A clear majority of Australians are dissatisfied with current Digital Government initiatives, according to a new survey. According to the management consultants at Accenture, more than two-thirds (79 percent) of Australians are not using digital services because they:

A) are unaware about what services are available,

B) have concerns about the amount of information that is requested to use digital services,

or C) have experienced technical issues in accessing services.

The results were broadly consistent with similar research into the attitudes of small and medium business owners who overwhelmingly want governments to get their digital act together.

The researchers indicate that “Increased awareness, ease of access and interaction are the improvements most desired by citizens to increase their satisfaction with the digital services offered today. These are closely followed by assurances on data privacy/security and receiving prompt answers to their questions.”

Catherine Garner, managing director of Accenture’s Heath & Public Service business in Australia and New Zealand: “Forward-looking agencies are identifying options, like a design-led approach, that can help them move towards more personalised, secure and productive digital interactions between citizens and businesses.”

“The movement from one-size-fits-all to a personalised approach to improving digital services begins with knowing users well enough to understand and respond to their needs – not only at the initial stage but going forward,” she said.

An Australian Government study, performance by the Digital Transformation Office (DTO), seemed to tap into the same sentiment; the study finding that two-thirds of those individuals and three-quarters of small businesses supported a digitally oriented model of government interaction.

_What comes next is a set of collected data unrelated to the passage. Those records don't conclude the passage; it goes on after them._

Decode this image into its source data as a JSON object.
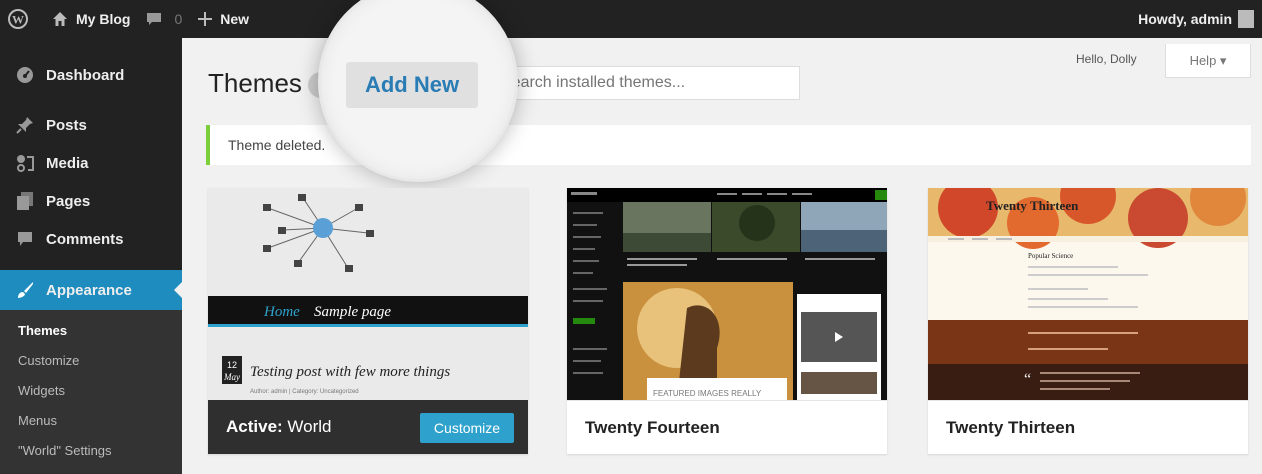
{
  "adminbar": {
    "site_name": "My Blog",
    "comments_count": "0",
    "new_label": "New",
    "greeting": "Howdy, admin"
  },
  "sidebar": {
    "items": [
      {
        "label": "Dashboard",
        "icon": "dashboard-icon"
      },
      {
        "label": "Posts",
        "icon": "pin-icon"
      },
      {
        "label": "Media",
        "icon": "media-icon"
      },
      {
        "label": "Pages",
        "icon": "pages-icon"
      },
      {
        "label": "Comments",
        "icon": "comments-icon"
      },
      {
        "label": "Appearance",
        "icon": "appearance-icon"
      }
    ],
    "submenu": [
      "Themes",
      "Customize",
      "Widgets",
      "Menus",
      "\"World\" Settings"
    ]
  },
  "main": {
    "title": "Themes",
    "add_new_label": "Add New",
    "search_placeholder": "Search installed themes...",
    "hello": "Hello, Dolly",
    "help_label": "Help ▾",
    "notice": "Theme deleted."
  },
  "themes": [
    {
      "name": "World",
      "active_prefix": "Active:",
      "customize_label": "Customize",
      "nav": [
        "Home",
        "Sample page"
      ],
      "post_title": "Testing post with few more things",
      "date_day": "12",
      "date_month": "May",
      "author_line": "Author: admin | Category: Uncategorized"
    },
    {
      "name": "Twenty Fourteen",
      "featured_label": "FEATURED IMAGES REALLY"
    },
    {
      "name": "Twenty Thirteen",
      "header_title": "Twenty Thirteen",
      "post_title": "Popular Science"
    }
  ],
  "colors": {
    "accent": "#1e8cbe",
    "notice_border": "#7ad03a",
    "customize_button": "#2ea2cc"
  }
}
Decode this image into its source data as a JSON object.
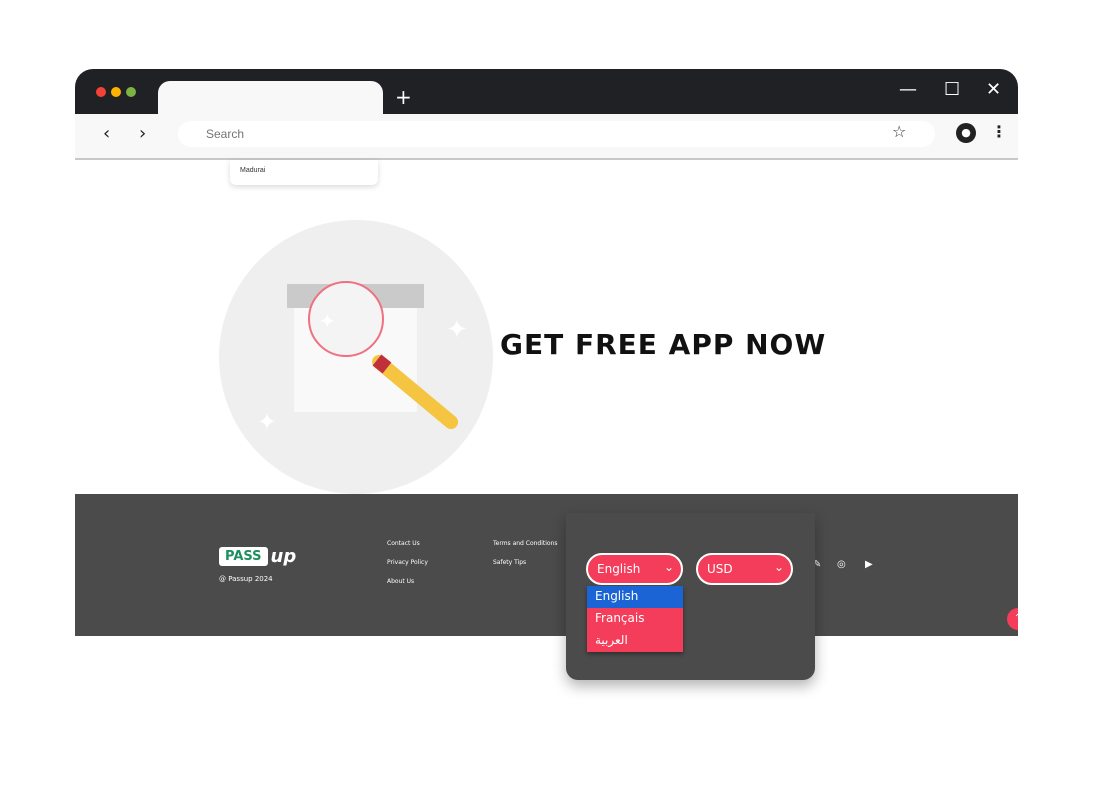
{
  "browser": {
    "search_placeholder": "Search",
    "new_tab": "+",
    "suggestion": "Madurai"
  },
  "hero": {
    "cta": "GET FREE APP NOW"
  },
  "footer": {
    "logo_pass": "PASS",
    "logo_up": "up",
    "copyright": "@ Passup 2024",
    "links_col1": [
      "Contact Us",
      "Privacy Policy",
      "About Us"
    ],
    "links_col2": [
      "Terms and Conditions",
      "Safety Tips"
    ]
  },
  "settings": {
    "language": "English",
    "currency": "USD",
    "language_options": [
      "English",
      "Français",
      "العربية"
    ],
    "selected_option": "English"
  },
  "colors": {
    "accent": "#f43d5a",
    "highlight": "#1b64d6",
    "footer": "#4a4b4a",
    "titlebar": "#202124"
  }
}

While the study further highlighted the need for an improved engagement model to power digital transformation, the DTO survey also found that 35 percent of individuals and 23 percent of businesses emphasised the gap between what citizens want from what is available when government services are compared to those provided by the private sector. This highlights the need for an improved model for digital government interaction and community support to enable the digital transformation.